Cara mengelola stress (“Stress Management”) adalah sebagai berikut :

1) Lakukan kegiatan Olah Raga sesuai kegemaran

2) Hidup lebih teratur

3) Menerima dengan ikhlas segala kenyataan yang tidak mungkin bias dirubah

4) Gunakan waktu yang banyak untuk hal-hal yang lucu dan menggembirakan

5) Perbanyak kegiatan relaksasi

6) Perbanyak kegiatan pergaulan dengan sahabat-sahabat sebagai tempat curhat.

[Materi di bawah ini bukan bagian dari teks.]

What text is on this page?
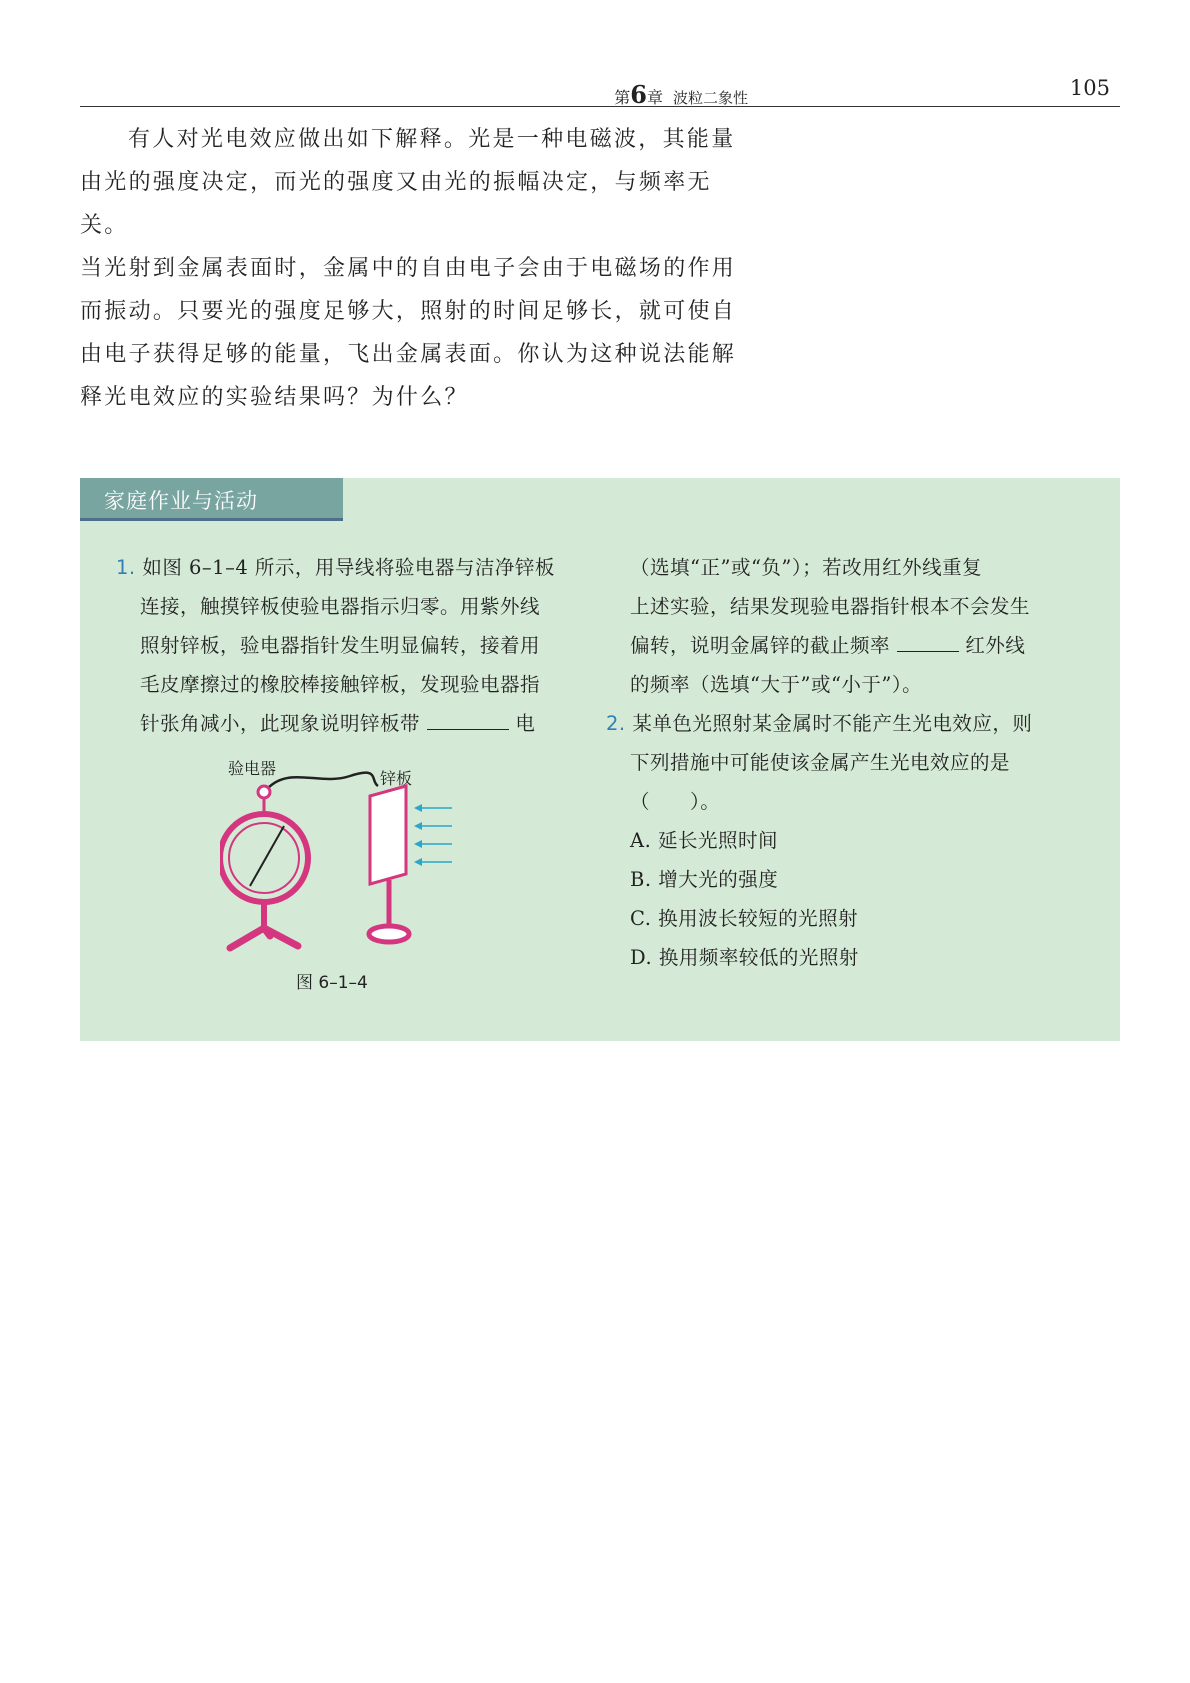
第6章 波粒二象性	105
有人对光电效应做出如下解释。光是一种电磁波，其能量
由光的强度决定，而光的强度又由光的振幅决定，与频率无关。
当光射到金属表面时，金属中的自由电子会由于电磁场的作用
而振动。只要光的强度足够大，照射的时间足够长，就可使自
由电子获得足够的能量，飞出金属表面。你认为这种说法能解
释光电效应的实验结果吗？为什么？
家庭作业与活动
1. 如图 6–1–4 所示，用导线将验电器与洁净锌板
连接，触摸锌板使验电器指示归零。用紫外线
照射锌板，验电器指针发生明显偏转，接着用
毛皮摩擦过的橡胶棒接触锌板，发现验电器指
针张角减小，此现象说明锌板带	电
验电器
锌板
图 6–1–4
（选填“正”或“负”）；若改用红外线重复
上述实验，结果发现验电器指针根本不会发生
偏转，说明金属锌的截止频率	红外线
的频率（选填“大于”或“小于”）。
2. 某单色光照射某金属时不能产生光电效应，则
下列措施中可能使该金属产生光电效应的是
（　　）。
A. 延长光照时间
B. 增大光的强度
C. 换用波长较短的光照射
D. 换用频率较低的光照射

CRM (Crew Resource Management). Salah satu aplikasi yang berkaitan dengan Human Factor dalam kelompok awak pesawat yang bekerja sama secara sinergi dalam pengoperasian pesawat terbang diwujudkan dalam CRM sebagai sebuah bentuk perjanjian kerja sama sehingga harus ada persyaratannya, antara lain :

  1. Konsepnya haruslah jelas dan harus dipahami serta dihayati oleh masing-masing awak pesawat

  2. Pengetahuan dan skill masing-masing awak pesawat sesuai bidangnya haruslah prima

  3. SOP harus ada dan dimengerti oleh masing-masing awak pesawat

  4. Latihan kerjasama sinergi harus sering dilakukan

  5. Captain Pilot bertanggung jawab secara hukum dan peraturan

  6. Semua awak pesawat harus patuh kepada SOP dengan mengabaikan karakter masing-masing

  7. Perlu saling pengertian sesama awak pesawat

Bukan saja dalam bidang penerbangan, tetapi dalam segala hal faktor Manusia memegang peranan yang sangat penting, sehingga banyak pemerintah Negara didunia yang mengutamakan pembangunan SDM nya sebelum pembangunan di bidang lain. Falsafah kuno bangsa China tentang Manusia “ :

If You want one month prosperity, grow corn
if You want a year prosperty, grow trees
If You want a hundred years of prosperity, grow people

Catatan Redaksi :
Tulisan dari seorang pensiunan AAU 64 yang masih gemar menulis.